Tuesday, September 22, 2009 - 15:00 , Location: Skiles 269 , Gunter Meyer , School of Mathematics, Georgia Tech , Organizer: Liang Peng
When the asset price follows geometric Brownian motion but allows random Poisson jumps (called jump diffusion) then the standard Black Scholes partial differential for the option price becomes a partial-integro differential equation (PIDE). If, in addition, the volatility of the diffusion is assumed to lie between given upper and lower bounds but otherwise not known then sharp upper and lower bounds on the option price can be found from the Black Scholes Barenblatt equation associated with the jump diffusion PIDE. In this talk I will introduce the model equations and then discuss the computational issues which arise when the Black Scholes Barenblatt PIDE for jump diffusion is to be solved numerically.
Tuesday, February 10, 2009 - 15:00 , Location: Skiles 269 , Rehim Kilic , School of Economics, Georgia Tech , Organizer: Christian Houdre
This paper introduces a new nonlinear long memory volatility process, denoted by Smooth Transition FIGARCH, or ST-FIGARCH, which is designed to account for both long memory and nonlinear dynamics in the conditional variance process. The nonlinearity is introduced via a logistic transition function which is characterized by a transition parameter and a variable. The model can capture smooth jumps in the altitude of the volatility clusters as well as asymmetric response to negative and positive shocks. A Monte Carlo study finds that the ST-FIGARCH model outperforms the standard FIGARCH model when nonlinearity is present, and performs at least as well without nonlinearity. Applications reported in the paper show both nonlinearity and long memory characterize the conditional volatility in exchange rate and stock returns and therefore presence of nonlinearity may not be the source of long memory found in the data.
Tuesday, February 3, 2009 - 15:00 , Location: Skiles 269 , Dmitry Kreslavskiy , Bloomberg , Organizer: Christian Houdre
We will give an overview of the company as it relates to the work of a quant. We will discuss projects of interest, typical lifecycle of a project, and involved areas.
Tuesday, January 27, 2009 - 11:05 , Location: Skiles 269 , Philip Protter , Cornell University , Organizer: Christian Houdre
Wednesday, November 12, 2008 - 14:00 , Location: Skiles 255 , Christian Houdré , School of Mathematics, Georgia Tech , Organizer: Christian Houdre
In connection with the class Stochastic Processes in Finance II, we will have a supplementary lecture where a first, 50 minutes long, movie on Doeblin's life will be shown. This will be followed by a second movie, 30 minutes long, where Yor explains on the blackboard Doeblin's contribution to what Shreeve calls the Ito-Doeblin's lemma.
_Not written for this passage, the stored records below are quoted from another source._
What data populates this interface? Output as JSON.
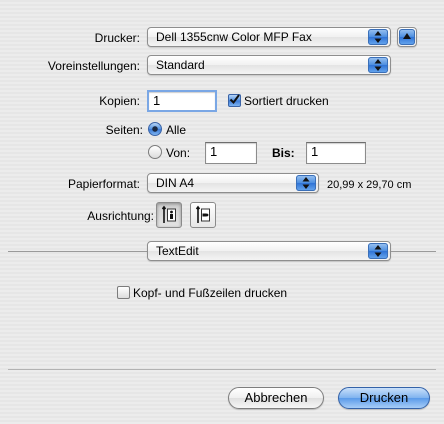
{
  "printer": {
    "label": "Drucker:",
    "value": "Dell 1355cnw Color MFP Fax"
  },
  "presets": {
    "label": "Voreinstellungen:",
    "value": "Standard"
  },
  "copies": {
    "label": "Kopien:",
    "value": "1",
    "collate_label": "Sortiert drucken",
    "collate_checked": true
  },
  "pages": {
    "label": "Seiten:",
    "all_label": "Alle",
    "from_label": "Von:",
    "from_value": "1",
    "to_label": "Bis:",
    "to_value": "1",
    "selected": "Alle"
  },
  "paper": {
    "label": "Papierformat:",
    "value": "DIN A4",
    "size_text": "20,99 x 29,70 cm"
  },
  "orientation": {
    "label": "Ausrichtung:",
    "selected": "portrait"
  },
  "section": {
    "value": "TextEdit"
  },
  "header_footer": {
    "label": "Kopf- und Fußzeilen drucken",
    "checked": false
  },
  "buttons": {
    "cancel": "Abbrechen",
    "print": "Drucken"
  },
  "icons": {
    "popup": "up-down-arrows-icon",
    "disclosure": "disclosure-triangle-icon",
    "portrait": "portrait-orientation-icon",
    "landscape": "landscape-orientation-icon"
  }
}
Wednesday, October 29, 2008 - 15:00 , Location: Skiles 269 , Lily Wang , Department of Statistics, University of Georgia , Organizer: Liang Peng
We analyze a class of semiparametric ARCH models that nests the simple GARCH(1,1) model but has flexible news impact function. A simple estimation method is proposed based on profiled polynomial spline smoothing. Under regular conditions, the proposed estimator of the dynamic coeffcient is shown to be root-n consistent and asymptotically normal. A fast and efficient algorithm based on fast fourier transform (FFT) has been developed to analyze volatility functions with infinitely many lagged variables within seconds. We compare the performance of our method with the commonly used GARCH(1, 1) model, the GJR model and the method in Linton and Mammen (2005) through simulated data and various interesting time series. For the S&P 500 index returns, we find further statistical evidence of the nonlinear and asymmetric news impact functions.